Up to that point, it had all been looking good for Ascari: he had just inherited the lead after Stirling Moss suffered an engine failure on his Mercedes. Earlier in the race, the other Mercedes of the great Juan Manuel Fangio had also retired with transmission failure, so the way seemed clear. But Ascari then made a mistake under braking for the chicane – possibly distracted by Moss's sudden retirement – and went through the hay bales, ending up in about 20 metres of water.

The accident looked dramatic, but thankfully the consequences were much less so. The Italian, aged 36 at the time, managed to quickly escape his car (one of the few advantages of not having compulsory seat belts at the time, which only became mandatory in 1972) and swim to a nearby yacht. Just three long seconds after the Lancia plunged below the surface, Farina's familiar blue helmet popped up above the waves, his only real injury being a broken nose. And Monaco breathed a sigh of relief.

After just one night in hospital, he was discharged the following day. Once the race was over (won by Maurice Trintignant in a Ferrari) the sunken Lancia was finally recovered late at night, with a special crane having to be brought to the site; this was before the time that cranes were regularly littered around the Monaco Grand Prix track…

But there was a very dark ending to this episode. Only four days later, the double world champion suffered a fatal accident at Monza while testing a Ferrari 750 sports car. He wasn't even meant to be driving: instead just watching his friend Eugenio Castellotti, but at the last minute he borrowed Castellotti's helmet and decided to have a go, crashing inexplicably on just his third lap at the high-speed Curva del Vialone (now known as  the Ascari curve).

Was Ascari somehow suffering from the after-effects of his dramatic Monaco crash?
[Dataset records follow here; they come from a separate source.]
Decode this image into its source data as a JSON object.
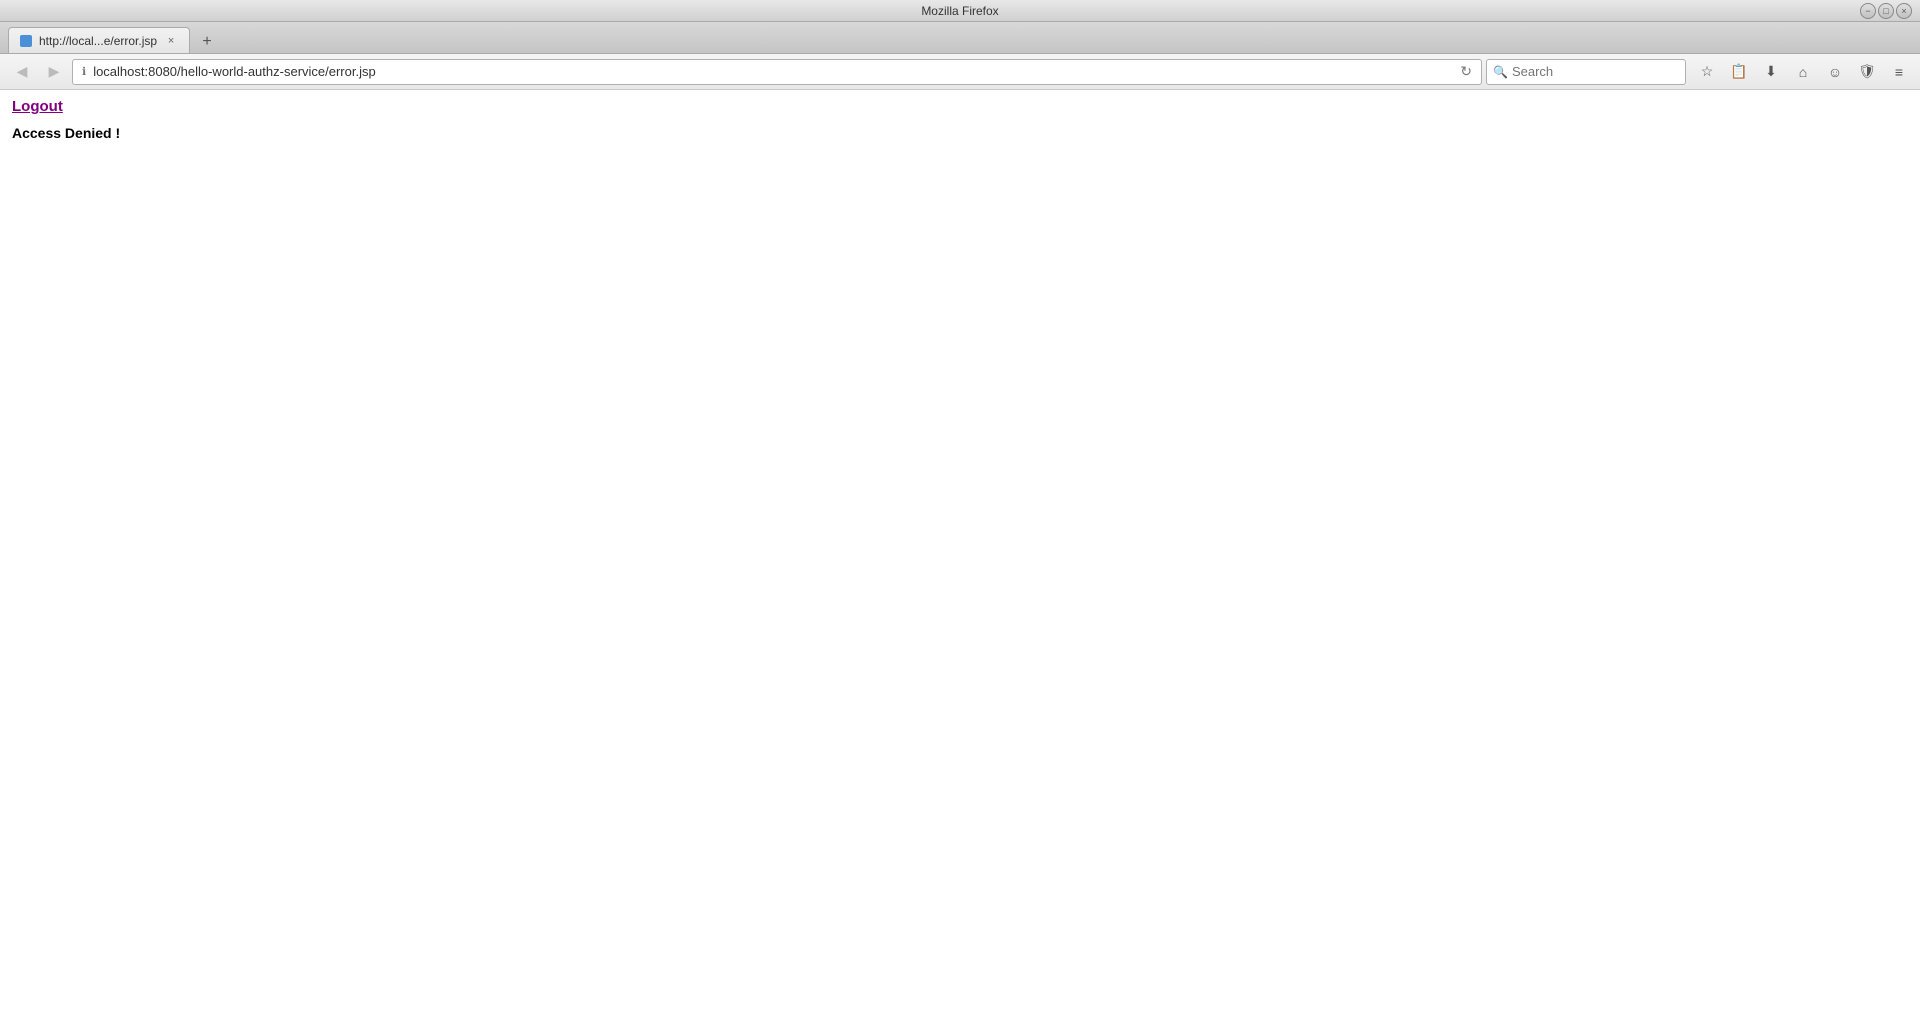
{
  "window": {
    "title": "Mozilla Firefox",
    "controls": {
      "minimize": "−",
      "maximize": "□",
      "close": "×"
    }
  },
  "tab": {
    "favicon_alt": "page icon",
    "title": "http://local...e/error.jsp",
    "close_label": "×"
  },
  "new_tab_button_label": "+",
  "navbar": {
    "back_button_label": "◀",
    "forward_button_label": "▶",
    "secure_icon_label": "ℹ",
    "address": "localhost:8080/hello-world-authz-service/error.jsp",
    "refresh_label": "↻",
    "search_placeholder": "Search",
    "toolbar": {
      "star_label": "☆",
      "bookmark_label": "📋",
      "download_label": "⬇",
      "home_label": "⌂",
      "smiley_label": "☺",
      "shield_label": "🛡",
      "menu_label": "≡"
    }
  },
  "page": {
    "logout_link_text": "Logout",
    "access_denied_text": "Access Denied !"
  }
}
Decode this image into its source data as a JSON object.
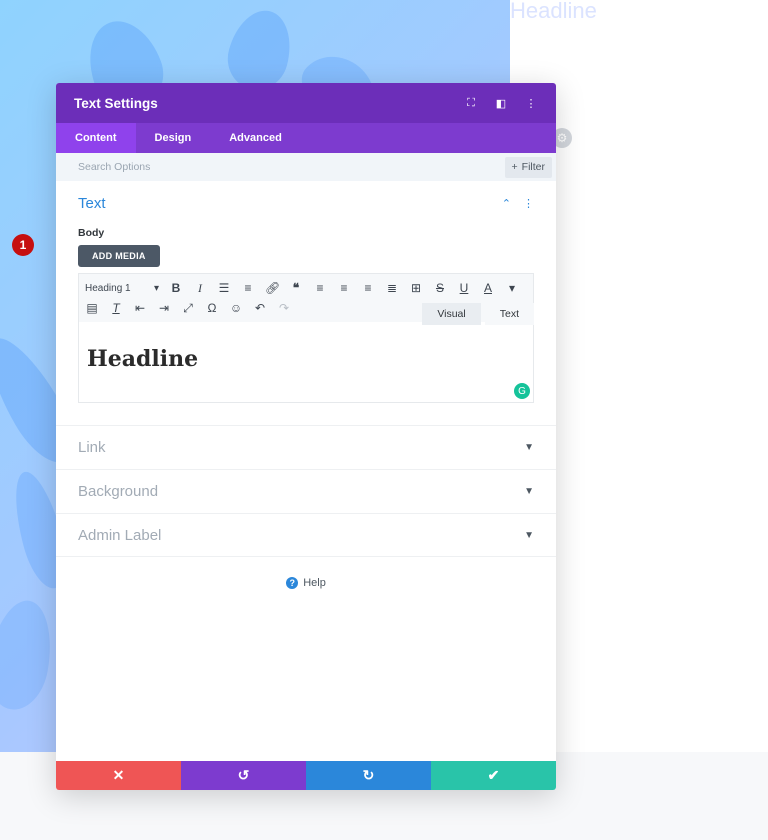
{
  "background": {
    "headline": "Headline"
  },
  "modal": {
    "title": "Text Settings",
    "header_icons": [
      "expand-icon",
      "sidebar-icon",
      "more-icon"
    ],
    "tabs": [
      {
        "label": "Content",
        "active": true
      },
      {
        "label": "Design",
        "active": false
      },
      {
        "label": "Advanced",
        "active": false
      }
    ],
    "search": {
      "placeholder": "Search Options",
      "filter_label": "Filter"
    },
    "text_section": {
      "title": "Text",
      "body_label": "Body",
      "add_media_label": "ADD MEDIA",
      "editor_tabs": [
        {
          "label": "Visual",
          "active": false
        },
        {
          "label": "Text",
          "active": true
        }
      ],
      "format_select": "Heading 1",
      "content": "Headline",
      "badge": "1"
    },
    "collapsed_sections": [
      {
        "title": "Link"
      },
      {
        "title": "Background"
      },
      {
        "title": "Admin Label"
      }
    ],
    "help_label": "Help",
    "footer_colors": {
      "cancel": "#ef5555",
      "undo": "#7d3bcf",
      "redo": "#2b87da",
      "save": "#29c4a9"
    }
  },
  "colors": {
    "header": "#6c2eb9",
    "tabs": "#7d3bcf",
    "accent": "#2b87da"
  }
}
We'll never know, but the late Tonino Ascari, the son of Ferrari's only Italian champion, said in an interview nearly 40 years later that he believed his father was suddenly confronted with a person crossing the track – having been asked by Castellotti for an opinion on the rear handling of the car – and had to take sudden corrective action.

Lessons were learned from Ascari's watery accident in Monte Carlo that are still in place to this day. Monaco is famous for beautiful people watching from beautiful yachts, but those yachts are only moored to the harbourside when the cars are not on track. Before the start of every session, following a pre-arranged signal,  the yachts all have to move forward several metres away from the harbourside, in a carefully choreographed ballet. That's to leave enough space between the track and the nearest yacht should one of the drivers decide to emulate Ascari's adventures in Monaco.

Uncannily, a similar happened again exactly 10 years later. Australian driver Paul Hawkins crashed his Lotus Climax on lap 79 of the 1965 Monaco Grand Prix, managing to escape his car before it sank to the bottom and earning himself the nickname of the ‘swimming kangaroo'.

Hawkins too would meet his end as a result of a banal sports car accident, in a Lola T70 at England's Oulton Park circuit. He died on May 26, 1969: exactly 14 years to the day since Ascari himself, a deeply superstitious man, was killed at Monza.